Two DNA fragments are cut with two different restriction enzymes that happen to produce the same 4-nucleotide 5' overhang. They are mixed and ligated together. Which statement best describes the resulting junction?
ABoth original restriction sites are fully regenerated at the junction, so either enzyme can cut there again
BThe junction contains a hybrid sequence from both original sites; it may not be recognized by either enzyme
CThe ligation fails because compatible sticky ends from different enzymes cannot pair
DThe junction is blunt-ended because ligation removes the single-stranded overhangs
Compatible sticky ends base-pair and are sealed by ligase regardless of which enzyme produced them. However, the full recognition sequence of a restriction enzyme extends beyond the overhang into the flanking DNA. When two fragments from different enzyme sites are joined, the resulting junction sequence is a hybrid of both sites' flanking sequences — and this hybrid may not match the complete recognition sequence of either original enzyme. This is actually useful in cloning: you can join fragments without worrying about re-cutting by the original enzyme.
Question 2 Multiple Choice
A restriction enzyme produces blunt-ended cuts. Compared to sticky-end-producing enzymes, blunt-end ligation in recombinant DNA work is...

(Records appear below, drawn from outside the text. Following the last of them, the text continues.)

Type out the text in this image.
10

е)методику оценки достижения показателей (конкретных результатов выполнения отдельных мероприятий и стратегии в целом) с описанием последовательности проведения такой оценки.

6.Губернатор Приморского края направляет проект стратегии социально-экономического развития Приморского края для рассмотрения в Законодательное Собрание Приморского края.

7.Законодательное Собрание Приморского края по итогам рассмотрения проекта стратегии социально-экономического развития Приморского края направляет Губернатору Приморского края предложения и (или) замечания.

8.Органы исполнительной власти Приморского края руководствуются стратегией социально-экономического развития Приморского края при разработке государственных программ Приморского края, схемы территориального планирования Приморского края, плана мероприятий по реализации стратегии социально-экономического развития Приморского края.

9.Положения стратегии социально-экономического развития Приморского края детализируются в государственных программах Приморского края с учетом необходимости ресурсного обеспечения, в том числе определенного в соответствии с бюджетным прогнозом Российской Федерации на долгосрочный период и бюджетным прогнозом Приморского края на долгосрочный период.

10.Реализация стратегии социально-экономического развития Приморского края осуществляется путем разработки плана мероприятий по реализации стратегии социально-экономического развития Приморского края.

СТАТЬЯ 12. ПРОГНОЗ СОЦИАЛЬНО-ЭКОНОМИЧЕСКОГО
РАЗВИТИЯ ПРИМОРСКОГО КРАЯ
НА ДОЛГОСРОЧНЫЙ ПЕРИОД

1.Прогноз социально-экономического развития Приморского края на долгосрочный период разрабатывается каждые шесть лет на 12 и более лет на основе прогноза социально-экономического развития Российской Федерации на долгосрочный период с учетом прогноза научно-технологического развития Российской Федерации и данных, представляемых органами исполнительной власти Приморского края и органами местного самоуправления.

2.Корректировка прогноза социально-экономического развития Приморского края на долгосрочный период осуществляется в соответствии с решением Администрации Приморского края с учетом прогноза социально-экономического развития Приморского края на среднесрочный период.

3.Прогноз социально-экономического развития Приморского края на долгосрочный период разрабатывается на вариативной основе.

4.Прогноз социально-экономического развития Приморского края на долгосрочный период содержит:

AMore efficient, because blunt ends can join in any orientation without overhang constraints
BEqually efficient, since DNA ligase seals phosphodiester bonds identically in both cases
CLess efficient, because no single-stranded overhangs provide temporary base-pairing to bring the ends together
DImpossible without a different class of ligase specialized for blunt-end joins
Sticky ends have complementary single-stranded overhangs that base-pair with each other, transiently holding the two DNA molecules in close proximity before ligase seals the backbone. This dramatically increases ligation efficiency. Blunt ends have no such stabilization — the two fragments must collide and be held together long enough for ligase to act. Blunt-end ligation is possible but far less efficient, often requiring higher DNA concentrations and longer reaction times. Directionality is also lost with blunt ends since either end can join to either other end.
Question 3 True / False
A bacterium's own DNA is immune to cleavage by its restriction enzymes because its genome lacks the palindromic recognition sequences that restriction enzymes target.
TTrue
FFalse
Answer: False
This is a common misconception. The bacterium's genome DOES contain restriction sites — the same palindromic sequences the enzyme recognizes. Protection comes from a companion methyltransferase that adds methyl groups to adenine or cytosine bases within those recognition sequences. Methylated DNA is not cut by the restriction enzyme. Invading phage DNA, which lacks the host's methylation pattern, is recognized as foreign and cleaved. This restriction-modification system is a molecular 'self vs. non-self' detection mechanism, not an absence of target sequences.
Question 4 True / False
Restriction enzymes recognize palindromic DNA sequences, meaning the sequence reads identically on both strands in the 5' to 3' direction.
TTrue
FFalse
Answer: True
A DNA palindrome is defined by reading both strands 5' to 3'. For EcoRI's site: the top strand 5'-GAATTC-3' and the bottom strand (complementary, antiparallel) also reads 5'-GAATTC-3'. This palindromic symmetry is what allows the enzyme to bind with identical contacts on both sides of the double helix — it sees the same sequence on each strand. The two-fold symmetry of the recognition site matches the two-fold symmetry of the homodimeric enzyme, which is why most restriction enzymes are dimers that cut both strands.
Question 5 Short Answer
Explain why sticky ends — rather than blunt ends — are preferred for constructing recombinant DNA molecules, even though both can be ligated.
Think about your answer, then reveal below.
Model answer: Sticky ends have short single-stranded overhangs that base-pair specifically with complementary overhangs, providing temporary stabilization that dramatically increases ligation efficiency. They also confer directionality: a specific sticky end from one enzyme will only join with a compatible partner, not with any random blunt end. Blunt ends can join in any orientation and with any other blunt end, sacrificing specificity. The base-pairing of sticky ends also increases the local concentration of the two fragments relative to each other, making productive ligase encounters far more frequent.
In molecular cloning, efficiency and specificity both matter. Sticky-end ligation can be 10–100× more efficient than blunt-end ligation. The directional specificity ensures that an insert goes into a vector in the correct orientation — something blunt ends cannot guarantee. This control over orientation is critical when the insert must be expressed in a particular reading frame.